Corrió a abrir. Julieta entró, con el velo de su sombrero tapándole el rostro, envuelta en un abrigo de pieles. Mientras Malignon cerraba suavemente la puerta, ella permaneció un momento inmóvil, sin que se notara la emoción que le cortaba la palabra. Pero, antes de que el joven tuviera tiempo de cogerle la mano, levantó su velo y mostró su rostro sonriente, un poco pálido, pero perfectamente tranquilo.
—¡Vaya! Ha encendido usted las luces —exclamó—. Tenía entendido que detestaba usted eso de encender las luces en pleno día.
Malignon, que se disponía a estrecharla entre sus brazos con un ademán estudiado que había preparado, quedó desconcertado y explicó que el día estaba demasiado feo y que las ventanas daban sobre un descampado. Por otra parte, adoraba la noche.
—Con usted nunca se sabe —repuso ella burlándose—. La pasada primavera, cuando mi baile infantil, me hizo usted todo un drama: que aquello parecía un panteón y que se diría que se entraba en la casa de un difunto… Bueno, digamos que cambió usted de gusto.

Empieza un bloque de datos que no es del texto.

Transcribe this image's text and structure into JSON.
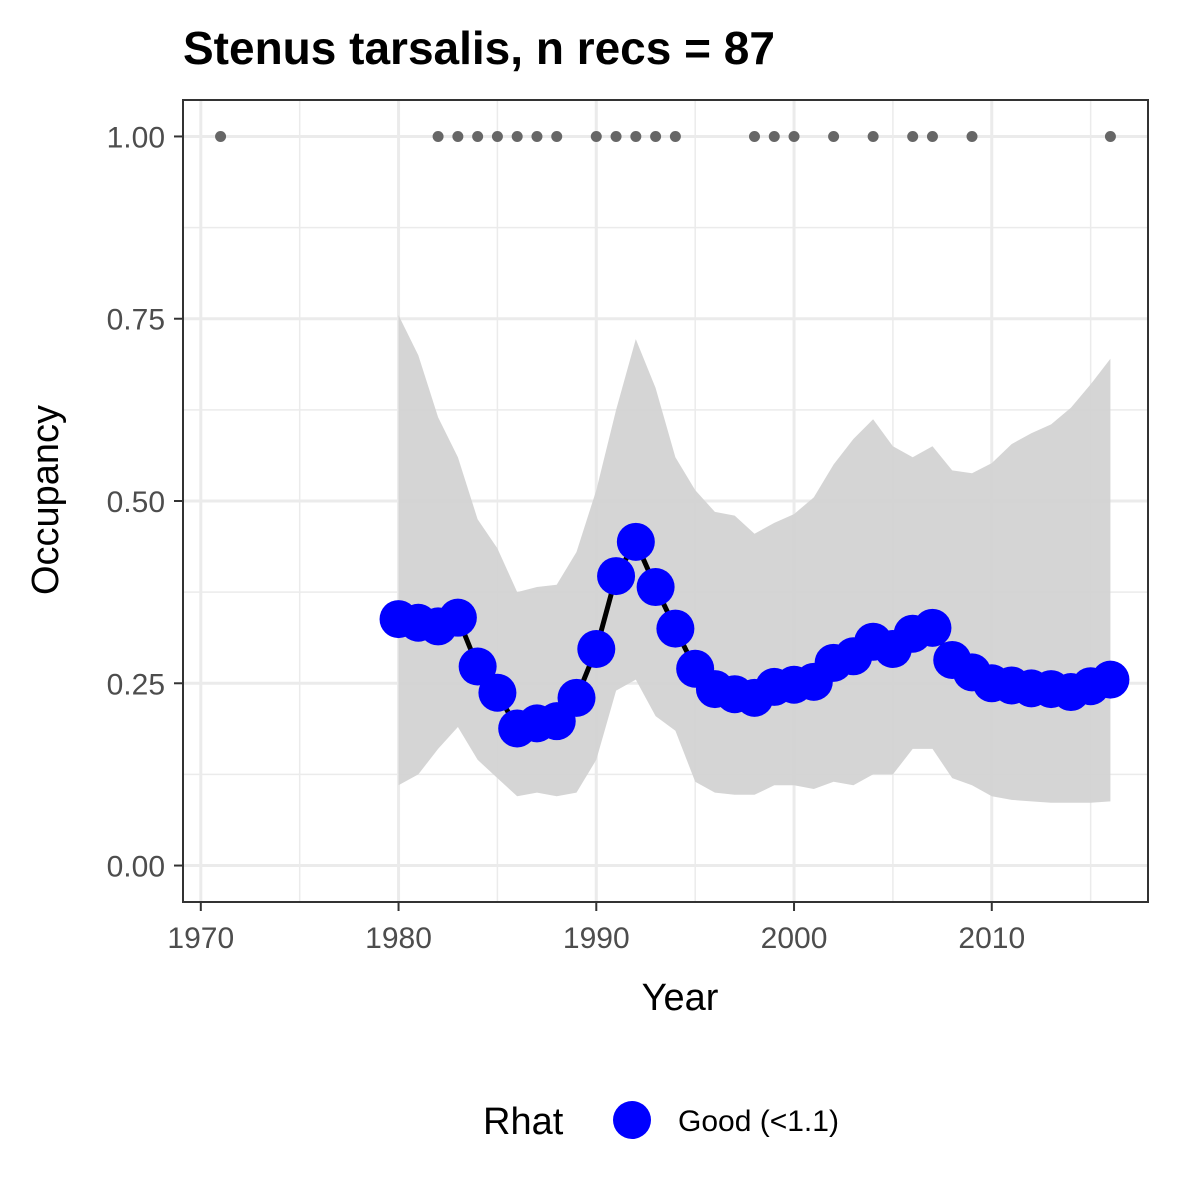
{
  "chart_data": {
    "type": "line",
    "title": "Stenus tarsalis, n recs = 87",
    "xlabel": "Year",
    "ylabel": "Occupancy",
    "xlim": [
      1969.1,
      2017.9
    ],
    "ylim": [
      -0.05,
      1.05
    ],
    "x_ticks": [
      1970,
      1980,
      1990,
      2000,
      2010
    ],
    "x_tick_labels": [
      "1970",
      "1980",
      "1990",
      "2000",
      "2010"
    ],
    "y_ticks": [
      0.0,
      0.25,
      0.5,
      0.75,
      1.0
    ],
    "y_tick_labels": [
      "0.00",
      "0.25",
      "0.50",
      "0.75",
      "1.00"
    ],
    "grid": true,
    "legend": {
      "title": "Rhat",
      "position": "bottom",
      "entries": [
        {
          "label": "Good (<1.1)",
          "color": "#0000ff"
        }
      ]
    },
    "colors": {
      "line": "#000000",
      "points": "#0000ff",
      "ribbon": "#d3d3d3",
      "record_dots": "#666666",
      "grid": "#ebebeb"
    },
    "series": [
      {
        "years": [
          1980,
          1981,
          1982,
          1983,
          1984,
          1985,
          1986,
          1987,
          1988,
          1989,
          1990,
          1991,
          1992,
          1993,
          1994,
          1995,
          1996,
          1997,
          1998,
          1999,
          2000,
          2001,
          2002,
          2003,
          2004,
          2005,
          2006,
          2007,
          2008,
          2009,
          2010,
          2011,
          2012,
          2013,
          2014,
          2015,
          2016
        ],
        "mean": [
          0.338,
          0.333,
          0.328,
          0.34,
          0.273,
          0.237,
          0.188,
          0.195,
          0.198,
          0.23,
          0.297,
          0.397,
          0.444,
          0.382,
          0.325,
          0.27,
          0.242,
          0.235,
          0.23,
          0.245,
          0.248,
          0.252,
          0.278,
          0.287,
          0.307,
          0.297,
          0.318,
          0.326,
          0.282,
          0.265,
          0.25,
          0.247,
          0.243,
          0.242,
          0.238,
          0.246,
          0.255
        ],
        "lower": [
          0.11,
          0.125,
          0.16,
          0.19,
          0.145,
          0.12,
          0.095,
          0.1,
          0.095,
          0.1,
          0.145,
          0.24,
          0.255,
          0.205,
          0.185,
          0.115,
          0.1,
          0.097,
          0.097,
          0.11,
          0.11,
          0.105,
          0.115,
          0.11,
          0.125,
          0.125,
          0.16,
          0.16,
          0.12,
          0.11,
          0.095,
          0.09,
          0.088,
          0.086,
          0.086,
          0.086,
          0.088
        ],
        "upper": [
          0.755,
          0.7,
          0.615,
          0.56,
          0.475,
          0.435,
          0.375,
          0.382,
          0.385,
          0.43,
          0.515,
          0.625,
          0.722,
          0.655,
          0.56,
          0.515,
          0.485,
          0.48,
          0.455,
          0.47,
          0.482,
          0.505,
          0.55,
          0.585,
          0.612,
          0.575,
          0.56,
          0.575,
          0.542,
          0.538,
          0.552,
          0.578,
          0.593,
          0.605,
          0.628,
          0.66,
          0.695
        ]
      }
    ],
    "records": {
      "y": 1.0,
      "years": [
        1971,
        1982,
        1983,
        1984,
        1985,
        1986,
        1987,
        1988,
        1990,
        1991,
        1992,
        1993,
        1994,
        1998,
        1999,
        2000,
        2002,
        2004,
        2006,
        2007,
        2009,
        2016
      ]
    }
  }
}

Parecía que estuviese de visita, fingiendo una seguridad que le hacía ahuecar un tanto la voz. Era el único indicio de su turbación. De vez en cuando se le contraía un poco la barbilla como si sintiera alguna molestia en la garganta. Pero sus ojos brillaban y saboreaba el vivo placer de su imprudencia. Luego, en una transición, pensó en la señora Chermette, que tenía un amante. ¡Dios mío! De todos modos, resultaba divertido.
—Vamos a ver cómo se ha instalado usted —añadió. Dio una vuelta por la estancia. Él la seguía reflexionando que debió besarla ante todo; ahora ya no era posible, y había que esperar. Entre tanto ella examinaba los muebles, miraba las paredes, levantaba la cabeza y retrocedía sin dejar de hablar.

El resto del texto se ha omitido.